One implication of Mike Huckabee’s "win" at Ames is that he is getting media attention as a potential first-tier candidate. In Bloomberg this morning he went after Mitt Romney and the whole Wall Street phenomenon.
First, Romney:
In a veiled dig at Romney, 60, Huckabee said his record on social issues is unblemished.
“There are no, sort of, questionable moments or affiliations whatsoever in terms of issues that really can become very defining,” he said, citing “sanctity of life, Second Amendment and same-sex marriage.”
In his Massachusetts campaigns, Romney said abortion should be “safe and legal,” supported gun control and promised to be a strong advocate for gay rights.

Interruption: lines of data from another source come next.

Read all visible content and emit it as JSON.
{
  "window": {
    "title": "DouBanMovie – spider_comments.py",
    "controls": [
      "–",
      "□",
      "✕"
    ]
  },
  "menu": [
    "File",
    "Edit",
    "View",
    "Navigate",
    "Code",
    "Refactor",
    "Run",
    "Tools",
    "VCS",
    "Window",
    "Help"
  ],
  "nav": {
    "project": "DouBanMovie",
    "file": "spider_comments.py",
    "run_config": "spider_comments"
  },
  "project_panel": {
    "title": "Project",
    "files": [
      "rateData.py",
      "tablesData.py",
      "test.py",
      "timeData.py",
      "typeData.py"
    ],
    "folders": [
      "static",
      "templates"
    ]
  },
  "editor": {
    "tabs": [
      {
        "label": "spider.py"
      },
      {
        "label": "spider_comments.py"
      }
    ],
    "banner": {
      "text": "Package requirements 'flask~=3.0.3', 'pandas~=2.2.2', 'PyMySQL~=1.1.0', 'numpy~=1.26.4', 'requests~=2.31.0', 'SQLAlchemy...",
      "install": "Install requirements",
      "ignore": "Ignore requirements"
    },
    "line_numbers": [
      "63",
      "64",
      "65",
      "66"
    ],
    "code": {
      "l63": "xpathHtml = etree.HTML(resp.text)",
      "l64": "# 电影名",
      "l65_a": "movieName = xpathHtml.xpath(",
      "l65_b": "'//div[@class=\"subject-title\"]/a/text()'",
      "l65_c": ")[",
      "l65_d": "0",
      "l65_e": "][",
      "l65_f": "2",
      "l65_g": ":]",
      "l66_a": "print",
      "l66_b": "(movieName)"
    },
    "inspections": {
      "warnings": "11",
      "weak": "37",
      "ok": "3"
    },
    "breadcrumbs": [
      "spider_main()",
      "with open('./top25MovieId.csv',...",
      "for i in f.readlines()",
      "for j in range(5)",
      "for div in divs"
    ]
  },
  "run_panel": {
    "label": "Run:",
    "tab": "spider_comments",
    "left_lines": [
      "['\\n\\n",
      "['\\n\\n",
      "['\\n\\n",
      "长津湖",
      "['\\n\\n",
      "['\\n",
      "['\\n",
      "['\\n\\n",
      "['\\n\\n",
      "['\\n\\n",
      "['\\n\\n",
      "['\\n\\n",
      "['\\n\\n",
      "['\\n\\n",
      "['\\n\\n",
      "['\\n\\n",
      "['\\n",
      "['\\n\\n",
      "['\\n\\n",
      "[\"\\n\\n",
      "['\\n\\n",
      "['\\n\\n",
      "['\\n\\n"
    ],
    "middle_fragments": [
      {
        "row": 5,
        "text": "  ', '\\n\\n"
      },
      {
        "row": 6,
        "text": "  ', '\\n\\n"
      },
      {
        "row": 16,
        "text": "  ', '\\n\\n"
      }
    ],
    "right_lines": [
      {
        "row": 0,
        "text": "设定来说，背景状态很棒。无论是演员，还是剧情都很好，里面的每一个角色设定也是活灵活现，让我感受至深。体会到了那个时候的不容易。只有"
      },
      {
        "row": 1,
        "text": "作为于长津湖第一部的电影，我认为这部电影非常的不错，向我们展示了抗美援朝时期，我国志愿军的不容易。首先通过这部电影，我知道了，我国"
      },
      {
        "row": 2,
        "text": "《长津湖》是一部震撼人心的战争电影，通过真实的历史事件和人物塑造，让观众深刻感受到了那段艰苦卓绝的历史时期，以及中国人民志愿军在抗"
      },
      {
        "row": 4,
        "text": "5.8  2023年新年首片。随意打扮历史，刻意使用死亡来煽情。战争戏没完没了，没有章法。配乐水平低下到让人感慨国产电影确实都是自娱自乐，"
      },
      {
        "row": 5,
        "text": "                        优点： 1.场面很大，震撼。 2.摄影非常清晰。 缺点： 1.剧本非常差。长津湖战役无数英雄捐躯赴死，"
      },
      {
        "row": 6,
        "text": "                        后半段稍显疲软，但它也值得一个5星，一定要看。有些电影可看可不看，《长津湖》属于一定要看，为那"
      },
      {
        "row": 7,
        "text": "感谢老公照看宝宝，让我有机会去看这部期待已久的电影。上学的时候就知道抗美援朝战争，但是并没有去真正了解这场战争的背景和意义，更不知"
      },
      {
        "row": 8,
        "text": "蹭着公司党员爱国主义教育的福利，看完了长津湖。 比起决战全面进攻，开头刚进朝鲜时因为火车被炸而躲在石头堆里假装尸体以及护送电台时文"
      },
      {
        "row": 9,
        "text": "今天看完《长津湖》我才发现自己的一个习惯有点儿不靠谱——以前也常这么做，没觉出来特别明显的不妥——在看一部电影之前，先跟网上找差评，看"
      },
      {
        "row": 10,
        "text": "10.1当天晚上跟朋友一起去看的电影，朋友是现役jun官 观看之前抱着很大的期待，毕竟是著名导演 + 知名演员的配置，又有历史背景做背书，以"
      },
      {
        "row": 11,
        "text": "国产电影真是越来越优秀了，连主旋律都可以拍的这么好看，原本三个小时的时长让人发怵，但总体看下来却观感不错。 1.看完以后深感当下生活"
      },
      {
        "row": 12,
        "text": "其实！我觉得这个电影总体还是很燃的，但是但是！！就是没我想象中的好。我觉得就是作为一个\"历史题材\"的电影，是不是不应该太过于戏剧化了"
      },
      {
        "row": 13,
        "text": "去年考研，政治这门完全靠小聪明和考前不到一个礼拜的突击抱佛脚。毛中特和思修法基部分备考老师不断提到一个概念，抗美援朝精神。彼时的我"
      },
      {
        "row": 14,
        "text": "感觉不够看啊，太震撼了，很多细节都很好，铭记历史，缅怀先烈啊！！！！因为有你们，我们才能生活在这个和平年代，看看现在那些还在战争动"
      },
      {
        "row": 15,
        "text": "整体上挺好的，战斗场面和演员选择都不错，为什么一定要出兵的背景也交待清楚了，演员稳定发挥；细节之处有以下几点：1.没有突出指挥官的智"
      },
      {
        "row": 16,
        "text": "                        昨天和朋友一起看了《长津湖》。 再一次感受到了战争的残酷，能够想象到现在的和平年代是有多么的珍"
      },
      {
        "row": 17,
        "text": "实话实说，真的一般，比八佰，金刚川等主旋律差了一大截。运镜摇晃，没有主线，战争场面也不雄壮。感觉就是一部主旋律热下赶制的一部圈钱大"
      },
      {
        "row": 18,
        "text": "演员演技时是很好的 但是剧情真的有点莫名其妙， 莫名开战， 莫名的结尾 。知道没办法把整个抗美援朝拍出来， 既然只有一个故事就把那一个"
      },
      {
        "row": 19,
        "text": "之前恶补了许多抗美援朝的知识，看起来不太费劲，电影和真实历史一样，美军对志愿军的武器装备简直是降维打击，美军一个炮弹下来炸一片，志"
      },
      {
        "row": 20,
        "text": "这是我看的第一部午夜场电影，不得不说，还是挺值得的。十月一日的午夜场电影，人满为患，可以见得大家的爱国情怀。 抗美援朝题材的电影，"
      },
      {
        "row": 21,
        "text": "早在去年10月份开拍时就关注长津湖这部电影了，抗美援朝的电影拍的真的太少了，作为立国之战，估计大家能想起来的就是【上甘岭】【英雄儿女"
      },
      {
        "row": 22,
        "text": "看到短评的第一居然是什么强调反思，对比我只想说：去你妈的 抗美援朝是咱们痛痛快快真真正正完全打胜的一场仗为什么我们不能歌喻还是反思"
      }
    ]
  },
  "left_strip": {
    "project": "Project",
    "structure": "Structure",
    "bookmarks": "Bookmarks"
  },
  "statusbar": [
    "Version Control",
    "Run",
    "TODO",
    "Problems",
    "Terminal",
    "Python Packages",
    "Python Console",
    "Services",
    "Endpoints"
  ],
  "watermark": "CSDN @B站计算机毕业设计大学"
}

Perhaps more importantly, Huckabee is trying to build space for economic populism. First he talks about the problems faced by "middle- and low-income Americans" And then he bashes Wall Street:
Huckabee said he is the only Republican “talking openly about the need to address issues” like the environment, rebuilding the nation’s roads and bridges and the need to focus more on middle- and low-income Americans.
“If the Republican Party becomes the wholly owned subsidiary of Wall Street, we’re going to kill our chance of being elected next year and maybe for a generation to come,” he said.
Jim Antle at the American Spectator notes that:
[T]he fusion of economic populism and social conservatism has generally been a losing strategy in Republican politics
I would note, however, that there are fewer economic conservatives in the party than there used to be.